Statistical Reachability Analysis of Stochastic Cyber-Physical Systems under Distribution Shift

Reachability analysis is a popular method to give safety guarantees for stochastic cyber-physical systems (SCPSs) that takes in a symbolic description of the system dynamics and uses set-propagation methods to compute an overapproximation of the set of reachable states over a bounded time horizon. In this paper, we investigate the problem of performing reachability analysis for an SCPS that does not have a symbolic description of the dynamics, but instead is described using a digital twin model that can be simulated to generate system trajectories. An important challenge is that the simulator implicitly models a probability distribution over the set of trajectories of the SCPS; however, it is typical to have a sim2real gap, i.e., the actual distribution of the trajectories in a deployment setting may be shifted from the distribution assumed by the simulator. We thus propose a statistical reachability analysis technique that, given a user-provided threshold $1-\epsilon$, provides a set that guarantees that any reachable state during deployment lies in this set with probability not smaller than this threshold. Our method is based on three main steps: (1) learning a deterministic surrogate model from sampled trajectories, (2) conducting reachability analysis over the surrogate model, and (3) employing {\em robust conformal inference} using an additional set of sampled trajectories to quantify the surrogate model's distribution shift with respect to the deployed SCPS. To counter conservatism in reachable sets, we propose a novel method to train surrogate models that minimizes a quantile loss term (instead of the usual mean squared loss), and a new method that provides tighter guarantees using conformal inference using a normalized surrogate error. We demonstrate the effectiveness of our technique on various case studies.

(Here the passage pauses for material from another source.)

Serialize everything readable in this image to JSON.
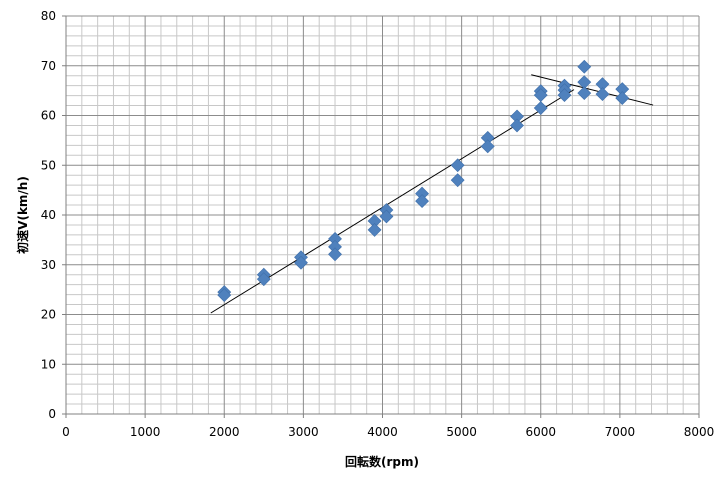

翻译：可达性分析是一种为随机信息物理系统提供安全性保证的常用方法，该方法通过输入系统动力学的符号化描述，并利用集合传播技术计算有界时间范围内可达状态集的超近似。本文研究针对一类特殊随机信息物理系统的可达性分析问题：该系统没有动力学的符号化描述，而是通过可模拟生成系统轨迹的数字孪生模型进行刻画。一个关键挑战在于，仿真器隐式地对随机信息物理系统的轨迹集合建立了概率分布模型；然而通常存在仿真与现实之间的差距，即实际部署环境中的轨迹分布可能偏离仿真器假设的分布。为此，我们提出一种统计可达性分析技术：在给定用户设定阈值 $1-\epsilon$ 的条件下，该方法能够提供一个集合，并保证在部署过程中任何可达状态以不低于该阈值的概率落在此集合内。我们的方法基于三个核心步骤：(1) 从采样轨迹中学习确定性代理模型，(2) 对代理模型进行可达性分析，(3) 利用额外采样轨迹集进行鲁棒保形推断，以量化代理模型相对于部署随机信息物理系统的分布偏移。为降低可达集的保守性，我们提出一种训练代理模型的新方法：通过最小化分位数损失项（替代传统的均方损失），并设计了一种基于归一化代理误差的保形推断方法以获得更紧致的保证界限。我们在多个案例研究中验证了所提技术的有效性。